Jalan Penghubung Dua Desa di Lebak Dibiarkan Longsor Selama 2 Tahun

Published

on

Lebak – Jalan penghubung antara Desa Parung Panjang dan Cisarap di Kecamatan Wanasalam, Kabupaten Lebak dibiarkan longsor tanpa perbaikan selama 2 tahun terakhir. Akibatnya, arus lalu lintas dari arah di dua desa tersebut lumpuh total. Warga pun diimbau mencari jalan alternatif lain.

 

Informasi diperoleh, longsornya jalan desa tersebut lantaran ambrolnya saluran irigasi sekunder milik Pemerintah Provinsi Banten yang juga tak kunjung diperbaiki, sehingga menyebabkan masyarakat Kampung Pasir Guha dan Kampung Badong, desa Parung Panjang terisolir.

“Irigasi itu juga mampu mengairi sekitar 300 hektar pesawahan.

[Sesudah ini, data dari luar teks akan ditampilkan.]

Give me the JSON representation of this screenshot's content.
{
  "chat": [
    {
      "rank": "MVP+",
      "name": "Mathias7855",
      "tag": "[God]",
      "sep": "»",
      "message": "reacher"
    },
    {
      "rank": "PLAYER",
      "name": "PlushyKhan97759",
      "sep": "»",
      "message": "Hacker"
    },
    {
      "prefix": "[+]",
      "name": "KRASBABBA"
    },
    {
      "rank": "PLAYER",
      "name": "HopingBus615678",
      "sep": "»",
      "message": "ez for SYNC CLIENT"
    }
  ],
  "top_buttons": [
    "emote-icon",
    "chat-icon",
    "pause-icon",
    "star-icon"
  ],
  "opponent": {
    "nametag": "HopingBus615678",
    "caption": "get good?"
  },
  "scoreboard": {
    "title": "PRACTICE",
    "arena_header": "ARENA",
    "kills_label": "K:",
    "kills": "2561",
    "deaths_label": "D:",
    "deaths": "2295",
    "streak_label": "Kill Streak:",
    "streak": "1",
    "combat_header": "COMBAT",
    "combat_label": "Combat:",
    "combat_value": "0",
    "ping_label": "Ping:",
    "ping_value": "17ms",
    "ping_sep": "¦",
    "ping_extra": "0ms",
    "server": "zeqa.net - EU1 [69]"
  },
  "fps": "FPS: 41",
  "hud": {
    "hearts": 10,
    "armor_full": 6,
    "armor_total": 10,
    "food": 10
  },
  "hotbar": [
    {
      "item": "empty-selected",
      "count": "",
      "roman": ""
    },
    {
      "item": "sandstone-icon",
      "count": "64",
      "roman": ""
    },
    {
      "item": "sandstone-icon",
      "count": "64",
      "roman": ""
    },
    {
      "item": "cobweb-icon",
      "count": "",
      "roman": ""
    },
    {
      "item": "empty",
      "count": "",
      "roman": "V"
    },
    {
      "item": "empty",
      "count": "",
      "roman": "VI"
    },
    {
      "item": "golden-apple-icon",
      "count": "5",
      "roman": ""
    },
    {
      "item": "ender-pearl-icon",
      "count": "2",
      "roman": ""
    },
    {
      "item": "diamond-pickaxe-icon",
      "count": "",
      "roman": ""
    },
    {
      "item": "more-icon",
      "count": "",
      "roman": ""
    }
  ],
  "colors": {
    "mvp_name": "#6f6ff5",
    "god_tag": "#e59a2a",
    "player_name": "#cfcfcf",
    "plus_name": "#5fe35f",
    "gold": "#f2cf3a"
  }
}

Namun, sudah 2 tahun ini tidak berjalan karena ambrol,” kata anggota komisi II DPRD Lebak, Agus Hermawan kepada Banten Hits, Senin (31/7/2017).

BACA :  Hari Ini, 450 Calhaj Asal Pandeglang Diberangkatkan

Politisi partai PKS ini mengaku prihatin beberapa daerah pilihnya kerap luput dari perhatian pemerintah daerah maupun pemerintah Provinsi, padahal Kecamatan Wanasalam termasuk kedalam salah satu daerah yang menopang suksesnya swasembada pangan di Kabupaten Lebak.

“Sudah irigasi ambrol sekarang Jalan juga ambrol, masyarakat sudah benar-benar kesulitan untuk beraktifitas,” ujar wakil rakyat daerah pilih 5 ini.

Akibatnya, masyarakat di dua desa tersebut mengaku kesulitan ketika akan berpergian ke pusat pemerintahan desa maupun pemerintah kecamatan, lantaran kondisi jalan yang benar-bemar tidak bisa dilalui kendaraan baik roda dua maupun roda empat.

“Selain itu kontur jalannya juga masih tanah merah sehingga melengkapi penderitaan masyarakat,” tutur Agus.

BACA :  Pemkab Tangerang akan Bangun Media Center

Agus berharap, pemerintah Kabupaten Lebak bisa memperhatikan akses jalan poros desa di daerah tersebut meskipun saat ini setiap desa sudah dibekali anggaran yang sudah luar biasa.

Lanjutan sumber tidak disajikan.